A common pattern in Python code is to check the runtime version using sys.version_info. In order to handle version checks properly, pytype needs to load the value of sys.version_info, not just its type. To achieve this, we write an overlay that maps version_info to a method that will directly build the version tuple:

class SysOverlay(overlay.Overlay):
  """A custom overlay for the 'sys' module."""

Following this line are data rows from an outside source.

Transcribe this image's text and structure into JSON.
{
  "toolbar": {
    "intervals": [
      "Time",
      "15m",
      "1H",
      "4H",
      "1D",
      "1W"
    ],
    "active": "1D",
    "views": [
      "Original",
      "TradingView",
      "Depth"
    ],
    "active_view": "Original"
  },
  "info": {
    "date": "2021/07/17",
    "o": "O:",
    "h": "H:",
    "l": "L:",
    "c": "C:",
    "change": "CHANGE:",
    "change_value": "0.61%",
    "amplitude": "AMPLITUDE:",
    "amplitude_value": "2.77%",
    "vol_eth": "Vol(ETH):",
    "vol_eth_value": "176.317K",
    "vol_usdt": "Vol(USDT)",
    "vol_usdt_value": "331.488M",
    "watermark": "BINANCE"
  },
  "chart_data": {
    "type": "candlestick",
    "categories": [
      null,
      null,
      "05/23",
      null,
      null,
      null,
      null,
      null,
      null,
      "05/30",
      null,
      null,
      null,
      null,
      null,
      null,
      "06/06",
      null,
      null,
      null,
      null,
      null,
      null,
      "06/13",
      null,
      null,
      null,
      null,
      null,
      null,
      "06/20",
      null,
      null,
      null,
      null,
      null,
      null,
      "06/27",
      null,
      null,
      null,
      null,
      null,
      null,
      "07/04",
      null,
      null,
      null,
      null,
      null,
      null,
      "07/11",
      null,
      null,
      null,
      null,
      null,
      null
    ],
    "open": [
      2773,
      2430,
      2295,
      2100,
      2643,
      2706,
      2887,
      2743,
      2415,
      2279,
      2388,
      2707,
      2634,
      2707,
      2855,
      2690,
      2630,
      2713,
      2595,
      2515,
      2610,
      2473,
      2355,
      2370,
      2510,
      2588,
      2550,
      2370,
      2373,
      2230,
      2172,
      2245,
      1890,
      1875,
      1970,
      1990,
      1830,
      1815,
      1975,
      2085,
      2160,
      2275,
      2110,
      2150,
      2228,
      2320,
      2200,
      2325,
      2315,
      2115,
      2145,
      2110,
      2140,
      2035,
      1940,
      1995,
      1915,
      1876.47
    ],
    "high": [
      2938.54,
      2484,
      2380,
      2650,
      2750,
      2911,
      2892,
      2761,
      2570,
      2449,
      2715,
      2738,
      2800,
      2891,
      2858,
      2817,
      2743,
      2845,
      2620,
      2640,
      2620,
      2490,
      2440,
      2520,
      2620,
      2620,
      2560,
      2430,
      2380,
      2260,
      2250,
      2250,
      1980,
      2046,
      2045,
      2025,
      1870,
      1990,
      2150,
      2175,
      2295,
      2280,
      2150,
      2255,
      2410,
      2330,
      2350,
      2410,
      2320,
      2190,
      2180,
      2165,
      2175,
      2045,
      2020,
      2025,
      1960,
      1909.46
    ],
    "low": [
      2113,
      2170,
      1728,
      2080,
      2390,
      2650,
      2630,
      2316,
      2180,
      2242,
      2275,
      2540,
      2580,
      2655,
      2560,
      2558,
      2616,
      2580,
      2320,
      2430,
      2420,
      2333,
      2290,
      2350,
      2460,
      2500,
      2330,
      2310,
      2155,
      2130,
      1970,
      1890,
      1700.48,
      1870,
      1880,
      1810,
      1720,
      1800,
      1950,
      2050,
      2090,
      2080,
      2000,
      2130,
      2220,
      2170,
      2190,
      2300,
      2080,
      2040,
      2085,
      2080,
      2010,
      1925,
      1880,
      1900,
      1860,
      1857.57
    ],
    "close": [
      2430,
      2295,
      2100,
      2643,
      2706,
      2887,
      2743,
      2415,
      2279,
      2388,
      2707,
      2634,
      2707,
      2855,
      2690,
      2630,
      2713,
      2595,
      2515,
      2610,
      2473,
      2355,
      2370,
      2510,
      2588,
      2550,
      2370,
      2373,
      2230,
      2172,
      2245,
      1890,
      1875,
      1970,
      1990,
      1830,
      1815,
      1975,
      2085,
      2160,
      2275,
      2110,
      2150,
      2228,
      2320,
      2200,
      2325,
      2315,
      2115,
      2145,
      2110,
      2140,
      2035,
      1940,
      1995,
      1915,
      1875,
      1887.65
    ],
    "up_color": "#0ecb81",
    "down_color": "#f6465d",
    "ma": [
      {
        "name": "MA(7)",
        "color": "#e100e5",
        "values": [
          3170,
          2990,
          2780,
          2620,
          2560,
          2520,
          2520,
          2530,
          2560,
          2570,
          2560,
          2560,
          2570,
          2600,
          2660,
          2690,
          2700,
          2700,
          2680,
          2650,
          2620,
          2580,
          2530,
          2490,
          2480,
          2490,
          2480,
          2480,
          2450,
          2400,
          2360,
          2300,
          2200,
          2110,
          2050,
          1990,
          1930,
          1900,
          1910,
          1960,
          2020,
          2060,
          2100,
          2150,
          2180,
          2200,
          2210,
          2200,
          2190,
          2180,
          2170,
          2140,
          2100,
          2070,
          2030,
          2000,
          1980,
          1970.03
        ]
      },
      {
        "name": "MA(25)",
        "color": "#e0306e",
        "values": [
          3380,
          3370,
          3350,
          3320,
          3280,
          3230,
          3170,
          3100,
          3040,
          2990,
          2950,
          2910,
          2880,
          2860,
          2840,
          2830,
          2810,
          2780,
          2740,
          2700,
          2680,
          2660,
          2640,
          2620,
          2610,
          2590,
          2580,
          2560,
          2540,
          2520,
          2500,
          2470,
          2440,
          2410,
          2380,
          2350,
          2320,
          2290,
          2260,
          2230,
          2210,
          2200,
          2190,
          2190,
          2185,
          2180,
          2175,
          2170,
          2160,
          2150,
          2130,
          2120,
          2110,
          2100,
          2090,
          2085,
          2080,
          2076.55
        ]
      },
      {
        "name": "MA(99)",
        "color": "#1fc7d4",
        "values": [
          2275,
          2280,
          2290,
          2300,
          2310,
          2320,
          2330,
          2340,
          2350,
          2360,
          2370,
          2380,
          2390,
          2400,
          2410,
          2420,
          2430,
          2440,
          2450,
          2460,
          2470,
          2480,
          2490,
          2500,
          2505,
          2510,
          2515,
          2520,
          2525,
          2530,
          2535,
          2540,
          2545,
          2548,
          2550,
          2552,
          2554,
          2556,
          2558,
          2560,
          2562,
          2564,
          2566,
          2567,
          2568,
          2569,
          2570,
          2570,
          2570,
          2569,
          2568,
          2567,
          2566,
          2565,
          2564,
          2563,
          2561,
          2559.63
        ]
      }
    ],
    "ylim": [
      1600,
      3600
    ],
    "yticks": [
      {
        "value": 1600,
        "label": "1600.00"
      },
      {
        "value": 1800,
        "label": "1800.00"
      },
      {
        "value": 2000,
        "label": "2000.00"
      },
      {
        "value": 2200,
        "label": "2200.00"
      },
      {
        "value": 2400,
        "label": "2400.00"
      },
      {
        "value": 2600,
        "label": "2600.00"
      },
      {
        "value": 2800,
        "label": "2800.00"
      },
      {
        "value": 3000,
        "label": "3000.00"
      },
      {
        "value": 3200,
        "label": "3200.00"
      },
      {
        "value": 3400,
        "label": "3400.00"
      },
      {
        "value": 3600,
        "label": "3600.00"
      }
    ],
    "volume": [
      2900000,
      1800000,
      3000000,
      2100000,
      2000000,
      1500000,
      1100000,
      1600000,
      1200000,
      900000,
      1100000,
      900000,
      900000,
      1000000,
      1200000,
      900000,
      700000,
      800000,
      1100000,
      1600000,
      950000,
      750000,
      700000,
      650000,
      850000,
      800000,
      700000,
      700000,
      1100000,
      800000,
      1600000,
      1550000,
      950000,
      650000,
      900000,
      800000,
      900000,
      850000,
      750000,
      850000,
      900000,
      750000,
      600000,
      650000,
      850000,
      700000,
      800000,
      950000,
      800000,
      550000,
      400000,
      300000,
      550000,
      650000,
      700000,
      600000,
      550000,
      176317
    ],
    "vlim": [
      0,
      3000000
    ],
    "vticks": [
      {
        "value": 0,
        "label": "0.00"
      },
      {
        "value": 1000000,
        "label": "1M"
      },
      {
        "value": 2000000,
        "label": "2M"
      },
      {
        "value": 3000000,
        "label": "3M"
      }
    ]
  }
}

  def __init__(self, ctx):
    member_map = {
        "version_info": build_version_info
    }
    [...]

And the build method has access to the context’s python_version attribute:

def build_version_info(ctx, module):
  [...]
  version = []
  # major, minor
  for i in ctx.python_version:
    version.append(ctx.convert.constant_to_var(i))
  [...]

Mechanics

When pytype goes to resolve an import, it will first check for an overlay and, if one is present, use it in preference to loading the pyi. Overlays inherit from the overlay.Overlay class, a subclass of abstract.Module that overrides member lookup so that when a member name is present in the overlay map, the representation of that member is constructed by calling the constructor specified in the map. The constructor can be any callable that accepts a context instance and a module name and returns an abstract.BaseValue instance.

Adding an overlay

  1. If a file named overlays/{module}_overlay.py does not yet exist for the module in question, create one and add the following boilerplate (replace foo with the module name):

    from pytype.overlays import overlay
    
    class FooOverlay(overlay.Overlay):
    
      def __init__(self, ctx):
        member_map = {}
        ast = ctx.loader.import_name("foo")
        super().__init__(ctx, "foo", member_map, ast)
    

    Then add the new overlay to overlay_dict, and create a new target for the file in overlays/CMakeLists.txt.

  2. In the {Module}Overlay initializer, add an entry to member_map for each new member. The key should be the member name and the value the constructor.

  3. Implement the new module members! The existing overlays contain plenty of examples of how to do this.